5.    Dialogue is the only answer to settling differences and disputes, however daunting that may appear at this moment. The path to peace requires us to keep all channels of diplomacy open.


6.    It is also unfortunate that as the trajectory of the Ukrainian conflict unfolds, the entire global south has suffered a substantial collateral damage. It is thus critical that the voice of the global south be heard, and their legitimate concerns be duly addressed. 
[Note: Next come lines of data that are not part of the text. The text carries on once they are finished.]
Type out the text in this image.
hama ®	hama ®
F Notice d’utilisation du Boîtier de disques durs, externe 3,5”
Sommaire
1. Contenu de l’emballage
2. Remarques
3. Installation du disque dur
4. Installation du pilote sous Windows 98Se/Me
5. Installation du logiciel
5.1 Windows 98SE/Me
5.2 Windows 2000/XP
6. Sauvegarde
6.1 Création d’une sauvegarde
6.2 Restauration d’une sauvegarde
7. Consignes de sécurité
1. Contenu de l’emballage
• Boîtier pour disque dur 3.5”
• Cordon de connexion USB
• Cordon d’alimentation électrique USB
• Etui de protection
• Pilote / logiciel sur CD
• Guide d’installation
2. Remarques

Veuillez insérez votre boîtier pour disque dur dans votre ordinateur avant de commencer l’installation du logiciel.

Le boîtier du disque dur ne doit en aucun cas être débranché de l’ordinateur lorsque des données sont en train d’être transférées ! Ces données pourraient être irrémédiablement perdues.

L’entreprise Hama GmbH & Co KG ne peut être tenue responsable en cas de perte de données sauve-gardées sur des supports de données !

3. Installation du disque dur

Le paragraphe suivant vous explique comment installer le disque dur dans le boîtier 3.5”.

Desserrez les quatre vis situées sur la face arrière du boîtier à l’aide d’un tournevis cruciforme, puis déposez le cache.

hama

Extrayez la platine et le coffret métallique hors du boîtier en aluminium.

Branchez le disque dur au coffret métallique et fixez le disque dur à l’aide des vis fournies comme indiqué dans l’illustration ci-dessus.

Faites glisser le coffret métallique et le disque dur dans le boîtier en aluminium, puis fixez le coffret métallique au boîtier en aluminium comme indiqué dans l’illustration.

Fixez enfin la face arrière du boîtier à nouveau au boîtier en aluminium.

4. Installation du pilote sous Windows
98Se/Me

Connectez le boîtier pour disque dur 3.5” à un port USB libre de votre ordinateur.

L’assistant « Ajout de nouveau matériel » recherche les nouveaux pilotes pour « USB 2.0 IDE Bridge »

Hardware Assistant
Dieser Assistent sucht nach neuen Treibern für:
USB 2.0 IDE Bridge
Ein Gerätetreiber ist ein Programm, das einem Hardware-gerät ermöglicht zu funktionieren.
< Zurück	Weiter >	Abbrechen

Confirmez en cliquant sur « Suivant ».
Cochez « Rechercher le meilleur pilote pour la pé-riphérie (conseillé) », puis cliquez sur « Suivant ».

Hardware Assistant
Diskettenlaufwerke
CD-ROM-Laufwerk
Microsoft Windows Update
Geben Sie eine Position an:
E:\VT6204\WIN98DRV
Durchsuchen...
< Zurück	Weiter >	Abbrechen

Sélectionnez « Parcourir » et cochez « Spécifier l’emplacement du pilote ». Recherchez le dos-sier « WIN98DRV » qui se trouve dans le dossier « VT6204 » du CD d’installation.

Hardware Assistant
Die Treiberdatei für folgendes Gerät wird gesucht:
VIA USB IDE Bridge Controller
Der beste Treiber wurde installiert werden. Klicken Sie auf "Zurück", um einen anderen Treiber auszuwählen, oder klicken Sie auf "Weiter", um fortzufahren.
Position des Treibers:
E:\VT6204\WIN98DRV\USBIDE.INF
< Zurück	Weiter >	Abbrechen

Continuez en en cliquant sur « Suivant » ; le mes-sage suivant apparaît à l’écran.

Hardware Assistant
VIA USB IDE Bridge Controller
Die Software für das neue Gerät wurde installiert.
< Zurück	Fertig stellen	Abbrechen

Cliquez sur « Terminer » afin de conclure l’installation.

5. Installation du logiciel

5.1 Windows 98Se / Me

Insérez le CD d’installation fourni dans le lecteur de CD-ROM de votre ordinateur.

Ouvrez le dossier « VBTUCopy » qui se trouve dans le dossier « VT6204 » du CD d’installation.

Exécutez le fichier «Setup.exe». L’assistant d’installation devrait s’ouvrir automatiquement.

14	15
7.    India’s approach to the Ukraine conflict will continue to be people-centric. We are providing both humanitarian assistance to Ukraine and economic support to some of our neighbours in the Global South under economic distress, even as they stare at the escalating costs of food, of fuel and of fertilizers – which has been a consequential fall out of the ongoing conflict. 



Mr. President,


8.     We need to objectively consider whether a reparation process through a vote in the General Assembly would contribute to efforts at a resolution of the conflict. Moreover, the legal validity of such a process by a General Assembly resolution remains unclear.  We must therefore not create mechanisms or set precedents, without adequate international legal vetting, that have implications for the future functioning of the UN and the international economic system. We need to avoid steps which preclude or endanger the possibility of dialogue and negotiations and from bringing this protracted conflict to an early end.


Mr. President, 


9.    My Prime Minister has said unequivocally that this is not an era of war. With this firm resolve to strive for a peaceful solution through dialogue and diplomacy, India has decided to abstain on the resolution.